A: I think the panel discussion reinforced my criteria, and I am therefore more confident about narrowing my vendor list down to a few who have demonstrated experience in planning and implementing eCTD solutions.
Q: What challenges in the implementation process are you hoping to avoid and what steps are being taken to prevent them?
A: Performance issues (as Wyeth has multiple sites globally). Integration issues with our configuration of Documentum and other systems. In the past, we have seen these types of issues when deploying a solution globally. To prevent them, we will require that the vendor has done appropriate load testing (with documents, users, attributes, etc).
Q:What changes or effects are you anticipating on the internal processes already in tact once this transition in software takes place?
A: Best practices, publishing SOPs, and processes that specify our current in-house system will need to be revised, and rolled out in our training curriculum.
Q:Carol Rutkowski also had mentioned how critical it has been to have an in-house trainer at Shire. Has Wyeth discussed or considered having an in-house trainer?

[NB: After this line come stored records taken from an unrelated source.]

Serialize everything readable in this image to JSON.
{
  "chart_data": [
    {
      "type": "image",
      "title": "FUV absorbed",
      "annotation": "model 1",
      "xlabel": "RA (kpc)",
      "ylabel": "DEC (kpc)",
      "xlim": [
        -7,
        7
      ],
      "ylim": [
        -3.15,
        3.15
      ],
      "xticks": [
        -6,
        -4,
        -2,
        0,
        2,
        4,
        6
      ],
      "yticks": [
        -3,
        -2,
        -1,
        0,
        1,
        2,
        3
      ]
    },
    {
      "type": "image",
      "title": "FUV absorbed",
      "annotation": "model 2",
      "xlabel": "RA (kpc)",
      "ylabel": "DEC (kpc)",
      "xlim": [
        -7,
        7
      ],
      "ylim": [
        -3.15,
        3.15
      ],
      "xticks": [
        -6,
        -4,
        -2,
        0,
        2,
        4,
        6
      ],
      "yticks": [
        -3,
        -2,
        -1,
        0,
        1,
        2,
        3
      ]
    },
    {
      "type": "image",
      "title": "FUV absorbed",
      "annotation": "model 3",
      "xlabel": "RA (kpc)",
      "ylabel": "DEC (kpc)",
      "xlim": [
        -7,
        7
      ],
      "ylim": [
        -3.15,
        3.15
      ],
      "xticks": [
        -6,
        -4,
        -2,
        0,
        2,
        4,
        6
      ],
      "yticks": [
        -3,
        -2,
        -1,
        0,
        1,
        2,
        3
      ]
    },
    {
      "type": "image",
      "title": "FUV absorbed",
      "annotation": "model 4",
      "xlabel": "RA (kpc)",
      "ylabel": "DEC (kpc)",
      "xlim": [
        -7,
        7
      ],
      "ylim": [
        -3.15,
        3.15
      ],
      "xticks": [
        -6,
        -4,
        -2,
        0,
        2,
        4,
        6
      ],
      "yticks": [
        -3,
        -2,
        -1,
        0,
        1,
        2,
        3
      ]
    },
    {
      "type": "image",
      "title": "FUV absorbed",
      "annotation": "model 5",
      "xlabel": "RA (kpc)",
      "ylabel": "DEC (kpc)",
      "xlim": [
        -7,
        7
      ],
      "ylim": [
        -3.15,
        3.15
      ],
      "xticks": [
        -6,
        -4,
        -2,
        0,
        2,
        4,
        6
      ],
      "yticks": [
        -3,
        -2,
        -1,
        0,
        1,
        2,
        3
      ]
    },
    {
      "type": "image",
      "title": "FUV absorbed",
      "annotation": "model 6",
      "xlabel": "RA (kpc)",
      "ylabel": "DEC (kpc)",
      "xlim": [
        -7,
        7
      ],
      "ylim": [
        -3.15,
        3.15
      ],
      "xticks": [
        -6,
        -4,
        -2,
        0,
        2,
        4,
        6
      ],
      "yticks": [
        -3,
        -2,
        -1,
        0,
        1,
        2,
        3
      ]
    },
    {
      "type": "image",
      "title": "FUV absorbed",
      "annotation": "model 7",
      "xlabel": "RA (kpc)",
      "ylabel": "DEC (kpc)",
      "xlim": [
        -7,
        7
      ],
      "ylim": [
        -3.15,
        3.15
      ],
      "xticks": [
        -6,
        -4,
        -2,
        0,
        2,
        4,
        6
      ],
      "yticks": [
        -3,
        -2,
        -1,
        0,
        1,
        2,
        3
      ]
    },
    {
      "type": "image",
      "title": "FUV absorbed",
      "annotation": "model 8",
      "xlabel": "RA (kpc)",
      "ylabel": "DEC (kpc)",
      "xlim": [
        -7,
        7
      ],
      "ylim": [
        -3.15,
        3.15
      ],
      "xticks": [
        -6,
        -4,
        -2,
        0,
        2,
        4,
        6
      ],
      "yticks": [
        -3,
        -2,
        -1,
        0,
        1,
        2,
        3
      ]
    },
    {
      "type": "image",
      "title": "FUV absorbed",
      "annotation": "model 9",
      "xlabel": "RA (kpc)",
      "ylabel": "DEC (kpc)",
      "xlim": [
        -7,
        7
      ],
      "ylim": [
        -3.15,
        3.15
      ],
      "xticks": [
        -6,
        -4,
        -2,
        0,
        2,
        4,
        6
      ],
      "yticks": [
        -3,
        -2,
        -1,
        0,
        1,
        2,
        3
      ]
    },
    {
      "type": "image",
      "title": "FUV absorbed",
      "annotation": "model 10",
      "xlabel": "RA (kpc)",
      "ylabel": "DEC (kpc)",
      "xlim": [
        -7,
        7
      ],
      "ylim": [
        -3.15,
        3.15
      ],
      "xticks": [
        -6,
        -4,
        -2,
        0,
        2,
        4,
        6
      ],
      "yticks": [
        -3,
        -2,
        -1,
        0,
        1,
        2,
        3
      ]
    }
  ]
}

A: Wyeth has an in-house trainer, who provides support for our current eCTD software, and whose resources will be utilized when it comes time to prepare a training process, materials, and exercises for an off the shelf software.
Q:Several discussion members noted that some countries still do not accept or pay mind to the eCTD format. What is your experience with the level in which eCTD is actually standardized?
A: eCTD is standardized for the most part according to ICH specifications across the countries that have adopted using it (US, EU, CA, Japan); and others that are in pilot phase (Switzerland, Australia) are starting to follow suit. By standardized, I am referring to the fact that the overall organization of the dossier is consistent throughout Modules 2–5. Module 1 is where most of the regional information is and therefore would not be standardized, but there are other regional requirements that make the content not standard (such as inclusion of CRFs, listings, and datasets).
Q:While Wyeth is in the beginning of a transition, it has submitted in eCTD for some time. What advice would you give to companies moving from paper to eCTD?
A: Realize that the skill sets needed to publish paper and eCTD are different. It is important to hire and train people with the right skill sets to manage eCTD-individuals who are not only technically savvy but also understand lifecycle in terms of the applications they are supporting, who are willing to accept change management, who will lead others in the organization who are unfamiliar with eCTD and champion them through the years of challenges that come with transition.